Comparer 3 devis travaux est l'étape la plus rentable d'un projet de rénovation. Sur 30 000 € de travaux, un mauvais arbitrage coûte facilement 5 000 € de plus, sans gain de qualité. Voici la méthodologie complète pour bien lire, comparer et négocier.
Les 8 mentions obligatoires d'un devis
Article L221-3 du Code de la consommation impose à tout devis de mentionner :
- Identité de l'artisan : raison sociale, SIRET, RCS, adresse, capital social.
- Numéro de TVA intracommunautaire (sauf microentreprise).
- Identité du client : nom, adresse du chantier.
- Date d'émission et durée de validité du devis.
- Désignation détaillée des travaux (matériaux, marques, références si possible).
- Décomposition par poste avec quantités, prix unitaires et totaux.
- Total HT, TVA, total TTC.
- Modalités de paiement et délais d'exécution.
Doivent figurer aussi : assurance décennale (n° police, assureur), médiateur de la consommation, mentions "Bon pour accord" et "Devis reçu avant exécution des travaux".
Les 5 lignes à scruter
1. Le détail des matériaux
Un bon devis indique marque, modèle, référence de chaque équipement.

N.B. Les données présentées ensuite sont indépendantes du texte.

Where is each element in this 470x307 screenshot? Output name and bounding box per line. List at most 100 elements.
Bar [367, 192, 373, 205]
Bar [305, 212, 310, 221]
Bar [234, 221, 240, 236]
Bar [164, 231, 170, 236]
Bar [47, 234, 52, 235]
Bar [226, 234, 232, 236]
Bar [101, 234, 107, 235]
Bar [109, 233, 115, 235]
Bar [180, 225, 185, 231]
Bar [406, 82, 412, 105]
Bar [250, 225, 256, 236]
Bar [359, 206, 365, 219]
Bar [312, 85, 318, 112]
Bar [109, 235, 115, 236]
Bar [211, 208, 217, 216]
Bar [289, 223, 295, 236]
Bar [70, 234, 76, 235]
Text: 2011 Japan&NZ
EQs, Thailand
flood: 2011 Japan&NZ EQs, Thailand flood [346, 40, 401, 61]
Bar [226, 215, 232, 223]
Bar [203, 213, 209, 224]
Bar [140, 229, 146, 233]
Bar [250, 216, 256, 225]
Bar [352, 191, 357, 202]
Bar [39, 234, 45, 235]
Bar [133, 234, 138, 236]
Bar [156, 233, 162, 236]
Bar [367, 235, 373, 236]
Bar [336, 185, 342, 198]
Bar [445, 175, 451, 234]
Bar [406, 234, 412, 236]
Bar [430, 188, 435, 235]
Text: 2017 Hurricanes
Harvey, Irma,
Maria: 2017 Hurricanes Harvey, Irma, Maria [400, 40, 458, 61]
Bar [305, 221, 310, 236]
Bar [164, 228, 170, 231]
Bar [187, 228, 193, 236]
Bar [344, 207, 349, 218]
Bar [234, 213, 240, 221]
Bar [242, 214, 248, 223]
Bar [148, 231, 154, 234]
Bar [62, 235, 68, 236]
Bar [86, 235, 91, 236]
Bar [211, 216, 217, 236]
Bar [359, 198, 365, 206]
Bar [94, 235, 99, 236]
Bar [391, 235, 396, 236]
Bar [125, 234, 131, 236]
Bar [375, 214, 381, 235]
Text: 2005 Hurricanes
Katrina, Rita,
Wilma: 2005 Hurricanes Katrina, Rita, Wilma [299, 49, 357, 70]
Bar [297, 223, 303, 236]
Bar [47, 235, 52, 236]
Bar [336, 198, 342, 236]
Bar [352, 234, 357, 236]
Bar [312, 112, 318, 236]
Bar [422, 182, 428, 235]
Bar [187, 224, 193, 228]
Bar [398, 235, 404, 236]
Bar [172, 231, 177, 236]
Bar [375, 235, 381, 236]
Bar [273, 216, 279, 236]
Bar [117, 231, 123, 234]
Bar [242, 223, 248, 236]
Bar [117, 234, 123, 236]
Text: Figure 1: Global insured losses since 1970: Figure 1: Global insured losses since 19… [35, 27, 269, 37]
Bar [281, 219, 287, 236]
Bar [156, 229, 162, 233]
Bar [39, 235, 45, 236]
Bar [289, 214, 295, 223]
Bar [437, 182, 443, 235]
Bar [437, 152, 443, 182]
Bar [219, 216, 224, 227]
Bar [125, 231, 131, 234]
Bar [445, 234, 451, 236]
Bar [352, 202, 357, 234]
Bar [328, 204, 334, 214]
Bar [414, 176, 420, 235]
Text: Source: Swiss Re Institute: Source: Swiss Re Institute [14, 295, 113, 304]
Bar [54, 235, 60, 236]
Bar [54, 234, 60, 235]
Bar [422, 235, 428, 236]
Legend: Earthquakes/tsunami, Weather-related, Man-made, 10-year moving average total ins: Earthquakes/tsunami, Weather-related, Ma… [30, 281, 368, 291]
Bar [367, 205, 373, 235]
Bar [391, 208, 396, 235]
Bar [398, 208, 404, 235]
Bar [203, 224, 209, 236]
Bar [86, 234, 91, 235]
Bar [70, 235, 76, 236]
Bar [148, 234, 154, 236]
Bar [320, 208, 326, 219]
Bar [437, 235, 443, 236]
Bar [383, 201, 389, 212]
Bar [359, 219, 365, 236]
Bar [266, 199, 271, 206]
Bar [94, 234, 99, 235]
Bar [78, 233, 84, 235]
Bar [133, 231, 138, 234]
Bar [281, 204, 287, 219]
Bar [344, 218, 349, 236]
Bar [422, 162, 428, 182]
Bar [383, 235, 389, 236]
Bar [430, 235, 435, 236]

Un devis mentionnant juste "carrelage 30×30 standard" laisse l'artisan choisir le moins cher. Exiger : "Carrelage Fap Ceramiche 30×30 modèle Roma, gris foncé".
2. Les unités
Méfiance sur les "forfaits". Un devis "salle de bain complète : 8 000 € forfait" est inopposable en cas de litige. Exiger un détail au m², ml ou unité par poste.
3. Les frais annexes
Vérifier la présence d'évacuation des déchets, protection des sols/meubles, nettoyage de fin de chantier. Sinon vous paierez en supplément ou ferez le ménage vous-même.
4. Le planning
Date de démarrage, durée du chantier, jalons intermédiaires. Sans planning écrit, pas de pénalités possibles en cas de retard.
5. Les conditions de paiement
Standard du marché :
- 30 % d'acompte à la signature
- 30 % au démarrage du chantier
- 30 % à mi-parcours
- 10 % à la réception (libération sur lever des réserves)
Tout artisan demandant 50 %, 70 % ou 100 % d'avance est suspect. Risque : encaissement, disparition, dépôt de bilan.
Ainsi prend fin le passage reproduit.